Recently mentioned in the debates were the “Bush Tax Cuts,” a set of laws passed in 2001 and 2003 that lowered marginal tax rates for almost all taxpayers. Although the laws were set to expire in 2010, President Obama renewed them until 2012. Now the debate begins a third time as Democrats and Republicans again argue about the cuts’ proposed expiration.
Most Americans support a progressive tax system — a system where the wealthier pay a higher proportion of their income in taxes than the poor. The Bush tax cuts actually made the system more progressive.
Wait, how is that possible?
Didn’t Democrats argue that the wealthier receive a higher proportion of the Bush tax cuts?
How could the cuts also have made the system more progressive?
Well, in the words of Aristotle, “There are things which seem incredible to most men who have not studied mathematics.”
Let’s look at a hypothetical example to see how this is mathematically possible, relying on statistics from Deloitte and Touche’s analysis as cited by David Rosenbaum of the New York Times in 2001.
Imagine there are two families in America. According to Deloitte, in 2001, one that currently made $20,000 paid $990 (4.95 percent) in taxes. The other family made $1,000,000 and paid $306,842 (30.7 percent) in taxes. Thanks to the Bush tax cuts, the poor family saw their taxes reduced to $580, a reduction of $410 or 41 percent. The rich family saw their taxes reduced to $259,728, a change of $47,114 or 15 percent.
If we then added the two tax cut numbers together to find the total dollar amount cut, $580 + $47,114 = $47,694, we could see the statistic often cited by Democrats that the “rich received a higher percentage of the tax cut.”
In a large-scale society, there are obviously more than two families. However, not only did poor families see a higher tax cut than the rich in terms of percentage of income, but according to multiple calculations, the share of total taxes paid by the rich increased by a full percentage point, facts often cited by Republicans.
Both facts are true at the same time. Now the numbers are obviously going to be different today — but feel free to apply the same calculations.
My point is that, historically, the Bush tax cuts made the tax system more progressive. In addition, the law basically wiped away the tax bill for many low-income taxpayers.
Perhaps one of the biggest problems is that letting the cuts expire could cost trillions in lost revenues.
This is certainly distressing, considering the state of our national debt. The Obama administration has recently been arguing to extend the Bush tax cuts for all families making under $250,000 a year, while letting the other tax cuts expire. This “soak the rich” compromise may sound appealing to some, but it does not come close to eliminating the effect on the national debt. Additionally, raising taxes in this economy could cause even slower growth.

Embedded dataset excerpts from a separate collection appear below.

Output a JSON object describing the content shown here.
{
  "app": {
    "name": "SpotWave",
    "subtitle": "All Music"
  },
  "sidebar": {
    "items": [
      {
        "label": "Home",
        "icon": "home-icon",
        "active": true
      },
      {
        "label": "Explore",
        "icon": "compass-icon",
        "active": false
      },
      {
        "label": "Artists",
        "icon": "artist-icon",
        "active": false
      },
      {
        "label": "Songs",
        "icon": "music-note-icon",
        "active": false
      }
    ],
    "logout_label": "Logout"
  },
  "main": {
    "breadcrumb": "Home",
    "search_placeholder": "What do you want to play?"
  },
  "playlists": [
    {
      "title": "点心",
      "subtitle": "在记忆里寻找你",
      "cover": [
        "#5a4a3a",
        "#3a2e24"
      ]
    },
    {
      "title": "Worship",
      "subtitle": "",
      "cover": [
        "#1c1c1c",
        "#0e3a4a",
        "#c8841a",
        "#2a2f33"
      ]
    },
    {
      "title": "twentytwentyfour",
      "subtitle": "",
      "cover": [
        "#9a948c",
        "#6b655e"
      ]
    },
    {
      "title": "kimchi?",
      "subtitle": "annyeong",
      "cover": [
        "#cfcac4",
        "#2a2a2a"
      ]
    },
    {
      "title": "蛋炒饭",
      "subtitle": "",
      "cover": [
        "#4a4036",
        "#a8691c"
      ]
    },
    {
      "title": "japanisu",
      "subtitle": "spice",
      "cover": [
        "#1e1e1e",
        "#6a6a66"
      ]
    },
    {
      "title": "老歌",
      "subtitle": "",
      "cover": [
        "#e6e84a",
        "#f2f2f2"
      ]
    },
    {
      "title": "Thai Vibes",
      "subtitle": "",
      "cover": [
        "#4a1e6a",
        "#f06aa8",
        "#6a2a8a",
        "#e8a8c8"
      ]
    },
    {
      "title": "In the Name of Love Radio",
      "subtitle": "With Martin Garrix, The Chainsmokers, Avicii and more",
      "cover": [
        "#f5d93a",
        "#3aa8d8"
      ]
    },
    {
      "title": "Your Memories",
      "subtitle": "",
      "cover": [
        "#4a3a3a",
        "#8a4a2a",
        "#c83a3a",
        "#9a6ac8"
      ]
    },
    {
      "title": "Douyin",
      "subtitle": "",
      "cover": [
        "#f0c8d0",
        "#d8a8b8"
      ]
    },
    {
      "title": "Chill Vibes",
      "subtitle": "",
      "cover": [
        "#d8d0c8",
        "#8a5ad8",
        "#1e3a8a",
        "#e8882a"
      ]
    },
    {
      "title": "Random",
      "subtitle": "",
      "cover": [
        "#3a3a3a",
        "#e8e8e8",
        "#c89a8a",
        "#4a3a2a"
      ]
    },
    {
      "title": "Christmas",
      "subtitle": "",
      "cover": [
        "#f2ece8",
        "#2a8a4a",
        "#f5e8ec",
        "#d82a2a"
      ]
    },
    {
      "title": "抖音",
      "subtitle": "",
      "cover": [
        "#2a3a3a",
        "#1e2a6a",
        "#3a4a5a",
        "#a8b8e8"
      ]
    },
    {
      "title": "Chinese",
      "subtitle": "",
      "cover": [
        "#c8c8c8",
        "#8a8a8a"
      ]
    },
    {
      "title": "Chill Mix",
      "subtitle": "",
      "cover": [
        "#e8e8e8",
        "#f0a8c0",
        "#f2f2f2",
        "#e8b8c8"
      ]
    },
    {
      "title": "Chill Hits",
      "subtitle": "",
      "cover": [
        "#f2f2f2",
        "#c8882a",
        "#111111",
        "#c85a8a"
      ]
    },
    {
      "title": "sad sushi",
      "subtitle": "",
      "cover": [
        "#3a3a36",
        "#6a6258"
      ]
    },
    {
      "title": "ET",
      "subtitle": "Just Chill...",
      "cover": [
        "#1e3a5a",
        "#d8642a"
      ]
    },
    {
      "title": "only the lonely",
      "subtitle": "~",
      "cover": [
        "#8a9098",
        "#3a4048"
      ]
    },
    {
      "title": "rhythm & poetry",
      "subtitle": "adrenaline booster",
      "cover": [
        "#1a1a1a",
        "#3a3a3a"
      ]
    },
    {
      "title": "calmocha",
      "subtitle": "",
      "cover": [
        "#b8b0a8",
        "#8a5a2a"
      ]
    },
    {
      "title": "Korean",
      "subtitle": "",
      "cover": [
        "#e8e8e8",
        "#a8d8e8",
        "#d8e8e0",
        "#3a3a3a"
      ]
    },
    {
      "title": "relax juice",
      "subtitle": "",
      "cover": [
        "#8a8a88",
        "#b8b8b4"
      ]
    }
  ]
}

Peter J. Wallison, the Arthur F. Burns fellow in financial policy studies at the American Enterprise Institute, argues that tax cuts do not stimulate much growth without reducing regulation at the same time. He says:
“Tax cuts are powerful economic stimulants, as the Kennedy, Reagan, and Bush experiences show, but reducing regulation provides the space in which a private sector — incentivized by tax cuts — can find room to pursue the innovation and risk-taking that ultimately creates jobs.”